Kurz vor dem letzten TV-Duell der Kandidaten hatten Umfragen den amtierenden Präsidenten in knapper Führung gesehen: 55,83 Prozent der Befragten hätten für ihn gestimmt. Nach der mehr als zweieinhalbstündigen TV-Debatte hielten zwei von drei Zuschauern den Mitte-Politiker für den überzeugenderen Kandidaten, wie eine Umfrage des Instituts Elabe ergab. Inwiefern sich das auch am Sonntag widerspiegeln wird, ist unklar.
Ob aus der Wirtschaft oder der Politik: Immer wieder werden vor der Wahl Rufe nach einem Schutzwall gegen Rechts laut. So etwa riefen zuletzt Bundeskanzler Olaf Scholz (SPD) sowie die linken Regierungschefs Spaniens und Portugals, Pedro Sánchez und António Costa, dazu auf, Macron zu wählen. Man hofft, den Sieg des rechtsnationalen Lagers so erneut in der Endrunde der Wahl verhindern zu können: Das gelang bei Le Pen bereits 2017 und zuvor bei ihrem Vater Jean-Marie im Jahr 2002.
Doch Le Pen versucht ihrerseits, diejenigen, die die Politik des Amtsinhabers Macron mehr als satt haben und die zuvor als "Gelbwesten", Impfgegner oder vernachlässigtes Schul- und Klinikpersonal auf die Straße gingen, zu einer Blockade gegen ihren Kontrahenten zu mobilisieren.
Marine Le Pen weiß sich zu wandeln.

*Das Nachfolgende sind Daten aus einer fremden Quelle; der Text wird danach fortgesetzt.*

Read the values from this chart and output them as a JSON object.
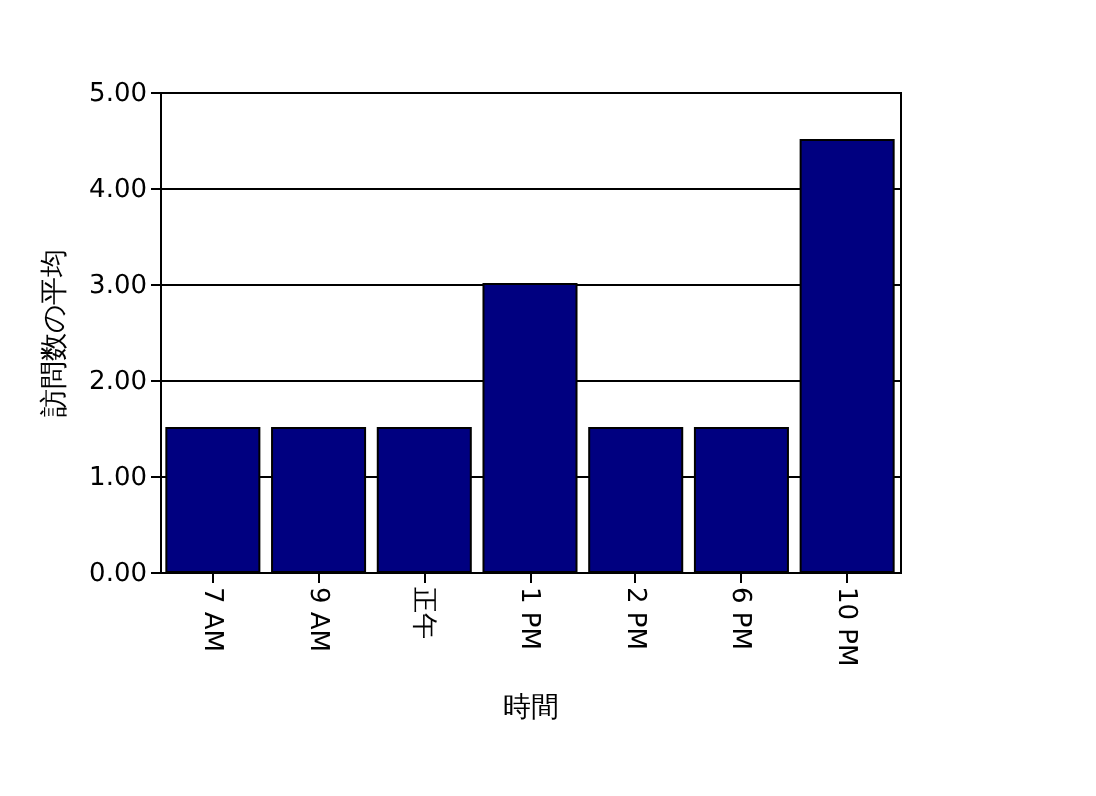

Zum dritten Mal nimmt die rechte Politikerin Anlauf auf Frankreichs höchstes Staatsamt - und es scheint, als werde sie von Wahlkampf zu Wahlkampf glatter. Auf der Suche nach neuen Wählern, die sie endlich in den Élyséepalast bringen könnten, versucht sie, die radikal rechte Vergangenheit ihrer Partei weit hinter sich zu lassen.
Die studierte Juristin übernahm 2011 die Partei Front National von ihrem Vater Jean-Marie. Das alte rassistische Vokabular verbannte sie, den Vater ließ sie ausschließen, als der die Gaskammern der Nazis erneut als "Detail der Geschichte" bezeichnet hatte. Mittlerweile gilt die in Rassemblement National umbenannte Partei bis in Teile des bürgerlich rechten Lagers hinein als wählbar - eine Errungenschaft, die viele Le Pen persönlich anrechnen.